In the beginning, it was a slow burn. No one realized how quickly the water would run out. First, it was the rivers—fading, shrinking into cracked earth. Then the lakes. A few dry months, a season without rain, and people were still hopeful, thinking it would just take time for things to settle. But it didn’t. The reservoirs emptied, and soon, every well ran dry.
The cities adapted at first. People carried water in plastic bottles, trading the precious liquid in exchange for food, for shelter, for a moment of comfort in a world increasingly parched. There were whispers of solutions: desalination plants, water filtration systems, and elaborate plans to divert the last trickles of rivers to the most desperate places. But all of it faltered, stalling, failing. There was no new source of water coming.
At some point, people stopped trying to fight it. Desperation seeped in like the heat of the relentless sun. They stopped watering crops, the land becoming dust and bone, the air thick with the scent of burning wood as people tried to escape the dryness with fire, with smoke. The soil cracked open like a wound, and the dead rotted under a scorching sky.
A new kind of violence emerged, born of thirst. Families fought over the few remaining wells. Cities rioted, crumbling into anarchic chaos as water became a commodity, a currency stronger than gold. It wasn’t just the desperate who turned violent; it was the ones who knew they had no future without it.
Lena and her brother, Jacob, were survivors. Their town had once been small, the kind of place where everyone knew each other, but now, it was an enclave of the last holdouts. They lived on what little they could scrape together—tiny puddles collected after brief, scorching rains, and a small ration they kept for themselves.
One morning, Lena woke to a scream. Jacob had been scavenging, digging through the rubble of what had been a grocery store, when he came across something—a small tank, a portable filtration system, the last remnants of something bigger. His eyes were wide with hope. But before he could reach it, someone else appeared. A stranger, desperate. They both lunged for it at the same time.
Lena heard the thud of bodies colliding, the sickening sound of a knife cutting through skin, then Jacob’s gurgling, desperate breath. She ran toward him, but when she reached him, it was too late.
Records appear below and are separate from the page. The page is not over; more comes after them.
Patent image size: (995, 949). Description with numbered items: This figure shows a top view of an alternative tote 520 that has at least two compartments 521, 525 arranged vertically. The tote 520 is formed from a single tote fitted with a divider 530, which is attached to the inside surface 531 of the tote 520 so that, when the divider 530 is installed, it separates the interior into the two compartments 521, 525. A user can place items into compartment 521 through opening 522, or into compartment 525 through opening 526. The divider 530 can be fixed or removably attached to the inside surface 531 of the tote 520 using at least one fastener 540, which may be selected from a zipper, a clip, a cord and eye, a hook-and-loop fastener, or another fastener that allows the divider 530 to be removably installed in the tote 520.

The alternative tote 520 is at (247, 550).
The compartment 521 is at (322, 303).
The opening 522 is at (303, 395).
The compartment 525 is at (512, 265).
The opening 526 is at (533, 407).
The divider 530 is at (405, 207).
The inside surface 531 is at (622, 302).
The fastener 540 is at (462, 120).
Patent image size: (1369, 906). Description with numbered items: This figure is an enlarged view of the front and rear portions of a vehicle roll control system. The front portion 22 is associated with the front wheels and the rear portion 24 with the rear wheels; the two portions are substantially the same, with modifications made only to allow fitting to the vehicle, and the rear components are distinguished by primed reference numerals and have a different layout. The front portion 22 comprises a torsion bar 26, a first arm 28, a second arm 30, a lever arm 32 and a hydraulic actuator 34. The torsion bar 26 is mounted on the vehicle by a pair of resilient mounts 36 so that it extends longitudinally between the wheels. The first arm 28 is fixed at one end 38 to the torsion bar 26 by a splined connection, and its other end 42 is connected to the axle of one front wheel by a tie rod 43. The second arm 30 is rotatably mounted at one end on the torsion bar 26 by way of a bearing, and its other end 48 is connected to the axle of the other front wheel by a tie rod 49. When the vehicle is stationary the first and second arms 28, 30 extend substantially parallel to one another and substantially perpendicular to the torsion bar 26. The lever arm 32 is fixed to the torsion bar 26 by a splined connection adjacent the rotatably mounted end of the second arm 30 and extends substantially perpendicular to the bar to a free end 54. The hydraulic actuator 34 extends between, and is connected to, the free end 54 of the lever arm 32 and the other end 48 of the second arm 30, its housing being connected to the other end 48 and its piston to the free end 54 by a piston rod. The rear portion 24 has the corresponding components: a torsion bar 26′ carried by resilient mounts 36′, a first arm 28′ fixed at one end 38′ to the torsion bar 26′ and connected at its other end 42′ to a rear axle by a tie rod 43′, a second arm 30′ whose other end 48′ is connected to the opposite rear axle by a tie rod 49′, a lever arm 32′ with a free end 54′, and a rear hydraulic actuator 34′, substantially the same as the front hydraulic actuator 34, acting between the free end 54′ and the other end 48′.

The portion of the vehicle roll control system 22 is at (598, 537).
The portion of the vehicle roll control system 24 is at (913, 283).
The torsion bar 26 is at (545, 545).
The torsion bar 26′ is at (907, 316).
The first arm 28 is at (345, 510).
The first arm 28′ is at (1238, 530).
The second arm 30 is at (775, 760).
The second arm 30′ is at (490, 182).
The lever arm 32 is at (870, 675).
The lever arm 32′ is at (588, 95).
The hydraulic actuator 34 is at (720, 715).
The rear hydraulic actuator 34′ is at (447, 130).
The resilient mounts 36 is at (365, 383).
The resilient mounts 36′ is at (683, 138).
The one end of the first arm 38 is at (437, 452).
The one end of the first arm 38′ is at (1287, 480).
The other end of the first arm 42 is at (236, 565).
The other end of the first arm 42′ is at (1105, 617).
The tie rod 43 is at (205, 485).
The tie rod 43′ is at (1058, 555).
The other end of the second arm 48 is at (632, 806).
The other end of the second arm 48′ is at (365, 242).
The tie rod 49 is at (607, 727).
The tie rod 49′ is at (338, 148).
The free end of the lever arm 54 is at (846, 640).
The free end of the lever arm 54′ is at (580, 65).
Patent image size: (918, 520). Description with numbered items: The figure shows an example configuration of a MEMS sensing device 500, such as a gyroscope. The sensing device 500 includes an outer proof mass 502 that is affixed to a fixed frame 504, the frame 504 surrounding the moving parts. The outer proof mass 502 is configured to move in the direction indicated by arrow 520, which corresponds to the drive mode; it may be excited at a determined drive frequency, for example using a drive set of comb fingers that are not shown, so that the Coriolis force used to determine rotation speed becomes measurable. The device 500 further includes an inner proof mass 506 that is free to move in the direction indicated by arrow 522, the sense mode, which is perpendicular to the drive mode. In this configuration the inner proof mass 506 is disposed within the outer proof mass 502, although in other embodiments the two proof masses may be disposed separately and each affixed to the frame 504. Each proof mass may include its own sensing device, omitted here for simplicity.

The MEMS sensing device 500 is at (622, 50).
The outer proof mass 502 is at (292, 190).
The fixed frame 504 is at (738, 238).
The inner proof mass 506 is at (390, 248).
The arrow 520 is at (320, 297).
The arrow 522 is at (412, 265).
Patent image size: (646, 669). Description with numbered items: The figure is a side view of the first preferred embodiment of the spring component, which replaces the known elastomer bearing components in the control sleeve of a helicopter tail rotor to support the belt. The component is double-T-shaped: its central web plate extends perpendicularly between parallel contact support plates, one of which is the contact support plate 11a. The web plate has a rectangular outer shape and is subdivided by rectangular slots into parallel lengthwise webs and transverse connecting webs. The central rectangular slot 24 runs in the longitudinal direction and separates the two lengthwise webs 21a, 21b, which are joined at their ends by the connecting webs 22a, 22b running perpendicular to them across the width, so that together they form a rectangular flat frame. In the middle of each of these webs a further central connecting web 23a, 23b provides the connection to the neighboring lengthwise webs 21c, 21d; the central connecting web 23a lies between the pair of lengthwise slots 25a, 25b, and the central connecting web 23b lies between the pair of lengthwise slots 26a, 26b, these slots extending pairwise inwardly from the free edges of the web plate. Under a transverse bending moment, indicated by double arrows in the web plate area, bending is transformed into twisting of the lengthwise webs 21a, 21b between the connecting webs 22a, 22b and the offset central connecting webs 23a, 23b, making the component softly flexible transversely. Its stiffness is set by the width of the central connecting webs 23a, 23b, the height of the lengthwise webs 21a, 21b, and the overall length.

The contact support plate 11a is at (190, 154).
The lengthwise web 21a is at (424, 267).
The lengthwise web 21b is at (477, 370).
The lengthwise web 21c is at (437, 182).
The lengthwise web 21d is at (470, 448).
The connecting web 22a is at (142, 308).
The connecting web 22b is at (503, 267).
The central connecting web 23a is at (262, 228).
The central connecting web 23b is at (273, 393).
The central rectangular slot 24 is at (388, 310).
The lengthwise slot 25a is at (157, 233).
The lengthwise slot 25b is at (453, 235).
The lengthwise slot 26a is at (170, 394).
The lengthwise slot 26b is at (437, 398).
His eyes were lifeless, staring at the sky that no longer offered reprieve.
She stood, frozen, for a long moment. Her heart was a broken rhythm in her chest, but there was no time for grief. The stranger was watching her now, the knife still gleaming with her brother’s blood. There was no warning, no pause. Lena knew, as she looked at that stranger, that the world had become one long, slow death march. There was no room for mercy, not anymore.
She grabbed a sharp piece of metal, her hands trembling with the weight of what she had to do. The world had turned cruel in ways she couldn’t have imagined before. It wasn’t just the water. It was the people who had lost everything and now took whatever they could.
By the time Lena stood over the stranger, panting, blood staining her hands, the realization came: the fight wasn’t for survival anymore. It was for the last spark of humanity, and it was already gone.